Implement attention and Transformer with backward pass
Company: Tesla
Role: Machine Learning Engineer
Category: Machine Learning
Difficulty: hard
Interview Round: Technical Screen
Implement scaled dot-product attention and a Transformer block from scratch (no autograd). Provide both forward and backward passes for the attention module; assume the backward for softmax is already implemented and available. Given input X of shape (B, T, d_model), multi-head attention with h heads (head_dim = d_model / h), learnable parameters W_q, W_k, W_v in R^{d_model x d_model} and W_o in R^{d_model x d_model}, and a causal mask for autoregressive training:
(
1) Forward: compute Q, K, V, split into heads, compute scores = Q K^T / sqrt(head_dim), apply causal mask, softmax, attention output, merge heads, and apply W_o. If building a full block, include residual, LayerNorm, and a position-wise feed-forward sublayer.
(
2) Backward: derive and implement gradients for W_q, W_k, W_v, W_o and for inputs (dX), including gradient flows through scaling, matmul operations, masking, head reshaping/transpose, and the output projection; use the provided softmax backward to map dScores to dLogits.
(
3) Autoregressive training: define the next-token cross-entropy loss with teacher forcing, show where the causal mask is applied, and compute perplexity.
(
4) Verification: implement finite-difference gradient checks on small tensors and report maximum relative errors; discuss numerical stability (e.g., stabilized softmax with log-sum-exp). Provide clear function signatures and tensor shapes at each step, plus complexity analysis.

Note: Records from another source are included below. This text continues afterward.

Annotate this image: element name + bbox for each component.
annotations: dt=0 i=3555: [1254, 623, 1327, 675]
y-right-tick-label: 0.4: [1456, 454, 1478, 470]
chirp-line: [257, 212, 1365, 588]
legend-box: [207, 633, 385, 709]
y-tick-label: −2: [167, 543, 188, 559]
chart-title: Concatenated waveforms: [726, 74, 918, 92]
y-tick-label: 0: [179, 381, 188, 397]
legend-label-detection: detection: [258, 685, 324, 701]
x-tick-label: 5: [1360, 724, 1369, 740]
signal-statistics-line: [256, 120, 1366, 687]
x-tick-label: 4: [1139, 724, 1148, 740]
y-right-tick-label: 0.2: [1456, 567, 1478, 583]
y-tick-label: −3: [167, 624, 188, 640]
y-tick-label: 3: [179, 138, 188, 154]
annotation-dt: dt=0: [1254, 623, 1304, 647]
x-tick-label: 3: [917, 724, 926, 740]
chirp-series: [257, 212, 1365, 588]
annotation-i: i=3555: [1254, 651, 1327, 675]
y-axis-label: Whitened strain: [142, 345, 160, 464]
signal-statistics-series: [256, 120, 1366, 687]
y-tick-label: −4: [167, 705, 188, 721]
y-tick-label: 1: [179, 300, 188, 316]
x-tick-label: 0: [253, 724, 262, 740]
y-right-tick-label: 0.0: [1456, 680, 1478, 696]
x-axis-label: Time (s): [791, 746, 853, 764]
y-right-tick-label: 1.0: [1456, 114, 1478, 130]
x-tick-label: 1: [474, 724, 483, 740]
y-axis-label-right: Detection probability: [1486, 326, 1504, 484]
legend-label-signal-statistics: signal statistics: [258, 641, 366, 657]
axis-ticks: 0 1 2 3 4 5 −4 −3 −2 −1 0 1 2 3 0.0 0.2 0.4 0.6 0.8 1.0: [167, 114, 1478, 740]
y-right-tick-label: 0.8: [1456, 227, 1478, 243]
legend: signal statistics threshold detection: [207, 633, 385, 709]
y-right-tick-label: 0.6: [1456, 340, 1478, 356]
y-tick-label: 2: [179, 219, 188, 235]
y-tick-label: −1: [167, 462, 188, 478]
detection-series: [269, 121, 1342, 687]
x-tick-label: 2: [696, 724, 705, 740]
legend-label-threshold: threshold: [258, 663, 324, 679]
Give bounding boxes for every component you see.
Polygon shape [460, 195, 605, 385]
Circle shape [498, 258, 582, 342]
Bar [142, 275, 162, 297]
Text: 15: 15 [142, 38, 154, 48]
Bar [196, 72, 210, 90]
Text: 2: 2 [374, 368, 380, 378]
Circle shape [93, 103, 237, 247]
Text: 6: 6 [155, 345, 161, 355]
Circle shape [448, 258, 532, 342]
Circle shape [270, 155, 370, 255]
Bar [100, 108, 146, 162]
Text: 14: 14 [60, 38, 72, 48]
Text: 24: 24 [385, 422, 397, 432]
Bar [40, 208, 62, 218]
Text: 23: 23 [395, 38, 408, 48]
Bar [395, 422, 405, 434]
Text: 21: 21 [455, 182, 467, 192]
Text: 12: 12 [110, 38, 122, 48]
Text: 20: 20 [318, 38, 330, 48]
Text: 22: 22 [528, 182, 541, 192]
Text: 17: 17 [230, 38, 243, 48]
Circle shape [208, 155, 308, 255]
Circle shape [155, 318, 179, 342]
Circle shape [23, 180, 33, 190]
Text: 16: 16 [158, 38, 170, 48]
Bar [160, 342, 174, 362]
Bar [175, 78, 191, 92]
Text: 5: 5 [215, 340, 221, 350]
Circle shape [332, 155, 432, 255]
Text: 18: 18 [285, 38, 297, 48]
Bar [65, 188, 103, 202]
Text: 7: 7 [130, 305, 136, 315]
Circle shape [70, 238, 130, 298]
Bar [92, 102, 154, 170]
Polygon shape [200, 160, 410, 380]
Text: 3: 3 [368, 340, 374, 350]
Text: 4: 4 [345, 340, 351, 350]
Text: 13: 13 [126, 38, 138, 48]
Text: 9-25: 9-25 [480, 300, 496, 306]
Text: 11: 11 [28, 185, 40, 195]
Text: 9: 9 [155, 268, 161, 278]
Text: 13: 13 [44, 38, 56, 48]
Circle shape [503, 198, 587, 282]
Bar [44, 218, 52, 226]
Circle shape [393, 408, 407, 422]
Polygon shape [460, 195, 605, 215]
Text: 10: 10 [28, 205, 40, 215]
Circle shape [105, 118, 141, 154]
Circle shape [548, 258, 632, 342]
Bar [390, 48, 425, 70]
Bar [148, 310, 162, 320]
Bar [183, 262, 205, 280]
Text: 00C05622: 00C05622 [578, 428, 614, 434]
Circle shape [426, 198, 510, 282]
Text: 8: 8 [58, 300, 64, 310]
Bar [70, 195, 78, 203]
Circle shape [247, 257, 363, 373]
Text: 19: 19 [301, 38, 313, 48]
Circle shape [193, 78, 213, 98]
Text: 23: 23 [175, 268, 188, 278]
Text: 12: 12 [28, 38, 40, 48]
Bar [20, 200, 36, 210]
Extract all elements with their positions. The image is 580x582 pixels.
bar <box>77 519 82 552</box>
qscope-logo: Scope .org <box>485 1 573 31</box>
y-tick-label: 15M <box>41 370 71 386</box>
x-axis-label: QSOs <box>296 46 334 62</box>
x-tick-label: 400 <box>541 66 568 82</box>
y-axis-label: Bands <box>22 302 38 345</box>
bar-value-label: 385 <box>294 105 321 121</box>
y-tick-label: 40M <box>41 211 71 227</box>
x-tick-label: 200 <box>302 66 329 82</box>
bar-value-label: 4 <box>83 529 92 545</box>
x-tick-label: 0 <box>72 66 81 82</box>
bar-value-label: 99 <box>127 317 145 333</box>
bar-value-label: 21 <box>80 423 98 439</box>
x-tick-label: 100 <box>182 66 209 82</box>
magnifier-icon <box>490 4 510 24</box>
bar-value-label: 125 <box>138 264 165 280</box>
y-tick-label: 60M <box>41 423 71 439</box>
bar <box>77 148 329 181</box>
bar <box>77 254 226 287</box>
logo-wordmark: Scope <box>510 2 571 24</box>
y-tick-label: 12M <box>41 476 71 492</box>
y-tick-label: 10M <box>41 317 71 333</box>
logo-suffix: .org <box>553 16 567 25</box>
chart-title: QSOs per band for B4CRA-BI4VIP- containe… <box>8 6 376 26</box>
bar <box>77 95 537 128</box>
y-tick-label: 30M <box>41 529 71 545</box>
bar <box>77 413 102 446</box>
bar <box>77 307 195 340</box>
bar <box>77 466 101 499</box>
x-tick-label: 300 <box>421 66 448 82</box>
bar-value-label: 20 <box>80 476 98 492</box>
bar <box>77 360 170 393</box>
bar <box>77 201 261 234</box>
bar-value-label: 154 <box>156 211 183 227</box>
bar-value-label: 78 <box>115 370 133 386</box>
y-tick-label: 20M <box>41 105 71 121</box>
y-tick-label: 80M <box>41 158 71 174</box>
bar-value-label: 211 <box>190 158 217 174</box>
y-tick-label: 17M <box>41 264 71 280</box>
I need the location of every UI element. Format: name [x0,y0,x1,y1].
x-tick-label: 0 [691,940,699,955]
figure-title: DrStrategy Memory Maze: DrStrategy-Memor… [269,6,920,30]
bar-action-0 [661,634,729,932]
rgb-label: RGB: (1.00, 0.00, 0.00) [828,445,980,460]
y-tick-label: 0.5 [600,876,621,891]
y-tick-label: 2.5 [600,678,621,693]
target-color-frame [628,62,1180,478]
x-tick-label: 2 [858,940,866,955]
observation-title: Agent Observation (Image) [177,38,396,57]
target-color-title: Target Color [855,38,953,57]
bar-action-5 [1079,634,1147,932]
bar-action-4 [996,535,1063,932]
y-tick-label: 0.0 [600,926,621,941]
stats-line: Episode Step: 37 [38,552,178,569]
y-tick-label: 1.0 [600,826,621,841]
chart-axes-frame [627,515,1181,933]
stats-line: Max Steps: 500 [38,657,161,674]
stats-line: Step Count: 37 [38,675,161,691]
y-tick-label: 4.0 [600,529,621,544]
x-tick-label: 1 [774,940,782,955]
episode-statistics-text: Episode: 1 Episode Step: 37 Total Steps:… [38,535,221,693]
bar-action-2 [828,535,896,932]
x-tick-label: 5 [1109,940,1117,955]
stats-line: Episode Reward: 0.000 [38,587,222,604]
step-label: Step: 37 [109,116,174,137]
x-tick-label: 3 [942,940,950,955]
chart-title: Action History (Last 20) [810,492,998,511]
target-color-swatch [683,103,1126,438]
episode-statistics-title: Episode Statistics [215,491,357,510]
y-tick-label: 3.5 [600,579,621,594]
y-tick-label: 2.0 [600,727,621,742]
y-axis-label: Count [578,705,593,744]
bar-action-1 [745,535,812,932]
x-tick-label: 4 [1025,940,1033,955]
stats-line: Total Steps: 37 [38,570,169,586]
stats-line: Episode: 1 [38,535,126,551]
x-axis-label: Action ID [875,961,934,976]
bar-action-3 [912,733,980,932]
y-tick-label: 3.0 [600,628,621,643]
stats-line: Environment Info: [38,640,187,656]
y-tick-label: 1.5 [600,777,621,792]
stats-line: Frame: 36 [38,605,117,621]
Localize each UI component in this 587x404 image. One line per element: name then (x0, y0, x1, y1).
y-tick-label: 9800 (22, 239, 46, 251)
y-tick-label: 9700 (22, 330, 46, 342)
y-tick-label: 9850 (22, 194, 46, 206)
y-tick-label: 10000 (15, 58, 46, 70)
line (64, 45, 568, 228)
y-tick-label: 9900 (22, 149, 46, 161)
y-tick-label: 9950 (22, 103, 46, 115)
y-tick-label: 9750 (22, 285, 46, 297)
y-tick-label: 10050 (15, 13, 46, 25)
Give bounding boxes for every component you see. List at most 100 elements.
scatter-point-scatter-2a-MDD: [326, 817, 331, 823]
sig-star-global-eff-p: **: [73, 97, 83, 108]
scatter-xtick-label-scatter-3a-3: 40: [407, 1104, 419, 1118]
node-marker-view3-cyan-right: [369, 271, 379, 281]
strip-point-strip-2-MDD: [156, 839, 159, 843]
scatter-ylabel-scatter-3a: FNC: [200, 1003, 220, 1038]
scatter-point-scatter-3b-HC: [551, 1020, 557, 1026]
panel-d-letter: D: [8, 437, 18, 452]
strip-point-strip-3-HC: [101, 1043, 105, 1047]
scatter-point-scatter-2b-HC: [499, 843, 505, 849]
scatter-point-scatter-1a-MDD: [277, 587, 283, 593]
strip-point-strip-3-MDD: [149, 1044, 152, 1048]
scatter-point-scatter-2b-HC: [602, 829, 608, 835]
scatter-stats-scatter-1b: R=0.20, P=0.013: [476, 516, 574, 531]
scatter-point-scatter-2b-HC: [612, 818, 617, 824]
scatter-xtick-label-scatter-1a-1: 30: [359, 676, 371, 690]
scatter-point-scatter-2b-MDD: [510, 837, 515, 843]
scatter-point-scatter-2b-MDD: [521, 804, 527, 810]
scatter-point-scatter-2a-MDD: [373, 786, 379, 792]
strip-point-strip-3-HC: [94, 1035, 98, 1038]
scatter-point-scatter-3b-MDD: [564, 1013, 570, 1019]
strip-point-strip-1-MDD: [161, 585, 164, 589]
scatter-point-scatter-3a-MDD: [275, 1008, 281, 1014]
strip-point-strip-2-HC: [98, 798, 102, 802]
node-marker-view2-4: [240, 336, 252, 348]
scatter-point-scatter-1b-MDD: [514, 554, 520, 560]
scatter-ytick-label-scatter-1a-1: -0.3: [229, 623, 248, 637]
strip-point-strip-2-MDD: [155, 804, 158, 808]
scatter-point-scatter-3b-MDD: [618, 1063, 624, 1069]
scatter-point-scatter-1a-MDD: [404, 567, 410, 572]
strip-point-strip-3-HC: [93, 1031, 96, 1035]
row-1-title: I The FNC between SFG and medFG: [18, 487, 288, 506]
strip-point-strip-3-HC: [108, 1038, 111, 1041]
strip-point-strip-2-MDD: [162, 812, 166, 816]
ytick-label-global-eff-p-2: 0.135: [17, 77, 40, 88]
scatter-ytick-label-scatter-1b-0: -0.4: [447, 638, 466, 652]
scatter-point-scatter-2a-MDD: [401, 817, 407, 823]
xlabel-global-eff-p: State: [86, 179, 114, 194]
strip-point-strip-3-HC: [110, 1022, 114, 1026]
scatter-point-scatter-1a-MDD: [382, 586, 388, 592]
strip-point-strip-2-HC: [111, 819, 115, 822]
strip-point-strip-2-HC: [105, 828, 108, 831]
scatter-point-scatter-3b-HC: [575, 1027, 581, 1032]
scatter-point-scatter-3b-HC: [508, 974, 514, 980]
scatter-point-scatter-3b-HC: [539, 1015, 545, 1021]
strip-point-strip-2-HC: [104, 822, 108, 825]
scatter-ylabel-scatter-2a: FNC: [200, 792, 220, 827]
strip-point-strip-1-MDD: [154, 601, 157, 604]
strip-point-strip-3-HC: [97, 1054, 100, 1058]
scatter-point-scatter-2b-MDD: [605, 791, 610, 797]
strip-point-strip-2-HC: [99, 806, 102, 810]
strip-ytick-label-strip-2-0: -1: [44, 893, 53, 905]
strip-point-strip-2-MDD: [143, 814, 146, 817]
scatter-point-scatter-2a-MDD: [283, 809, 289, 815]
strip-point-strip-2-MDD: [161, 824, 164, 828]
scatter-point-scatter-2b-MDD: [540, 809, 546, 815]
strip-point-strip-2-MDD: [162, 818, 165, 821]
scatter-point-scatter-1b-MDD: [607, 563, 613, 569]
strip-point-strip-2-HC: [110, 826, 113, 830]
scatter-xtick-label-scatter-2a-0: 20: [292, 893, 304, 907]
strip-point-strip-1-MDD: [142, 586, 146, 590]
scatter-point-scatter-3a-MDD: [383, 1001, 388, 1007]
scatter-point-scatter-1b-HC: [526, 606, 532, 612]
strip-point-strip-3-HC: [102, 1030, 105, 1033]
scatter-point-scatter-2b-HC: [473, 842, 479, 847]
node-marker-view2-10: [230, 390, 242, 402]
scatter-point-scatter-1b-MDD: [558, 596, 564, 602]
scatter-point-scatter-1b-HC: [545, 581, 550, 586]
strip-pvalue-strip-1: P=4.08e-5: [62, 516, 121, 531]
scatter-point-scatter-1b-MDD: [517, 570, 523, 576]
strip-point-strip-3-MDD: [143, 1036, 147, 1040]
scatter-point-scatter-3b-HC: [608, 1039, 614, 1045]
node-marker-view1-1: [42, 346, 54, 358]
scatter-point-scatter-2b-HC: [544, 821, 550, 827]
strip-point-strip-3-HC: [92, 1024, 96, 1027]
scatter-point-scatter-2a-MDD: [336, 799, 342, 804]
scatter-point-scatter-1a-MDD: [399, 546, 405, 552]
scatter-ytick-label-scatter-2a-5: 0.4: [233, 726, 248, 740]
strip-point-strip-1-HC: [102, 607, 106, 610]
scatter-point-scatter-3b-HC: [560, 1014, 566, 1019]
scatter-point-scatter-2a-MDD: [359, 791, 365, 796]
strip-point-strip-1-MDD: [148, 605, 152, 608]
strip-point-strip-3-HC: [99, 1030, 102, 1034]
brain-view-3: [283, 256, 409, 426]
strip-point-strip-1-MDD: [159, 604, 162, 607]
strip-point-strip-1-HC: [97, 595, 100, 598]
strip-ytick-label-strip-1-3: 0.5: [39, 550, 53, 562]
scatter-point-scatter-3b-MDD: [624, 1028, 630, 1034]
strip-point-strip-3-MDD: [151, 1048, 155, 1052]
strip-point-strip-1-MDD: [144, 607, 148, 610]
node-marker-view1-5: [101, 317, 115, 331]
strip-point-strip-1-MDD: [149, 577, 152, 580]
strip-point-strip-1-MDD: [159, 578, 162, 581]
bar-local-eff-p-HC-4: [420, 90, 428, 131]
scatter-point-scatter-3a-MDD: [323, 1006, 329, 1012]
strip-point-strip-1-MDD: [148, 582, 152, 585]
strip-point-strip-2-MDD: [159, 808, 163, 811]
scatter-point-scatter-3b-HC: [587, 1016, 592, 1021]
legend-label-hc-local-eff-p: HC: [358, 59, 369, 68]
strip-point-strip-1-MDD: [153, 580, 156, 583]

Quick Answer: This question evaluates implementation and analytical skills for scaled dot-product multi-head self-attention and an encoder-style Transformer block, including manual forward and backward-pass computations, gradient derivation for projection matrices, causal masking for autoregressive next-token prediction, numerical stability of softmax, and time/memory complexity analysis within the Machine Learning domain, emphasizing practical implementation with underlying conceptual understanding of linear algebra and backpropagation mechanics. It is commonly asked to verify mastery of attention mechanisms and autodiff-free gradient reasoning, plus the ability to compute cross-entropy/perplexity, perform finite-difference gradient checks, and reason about algorithmic trade-offs.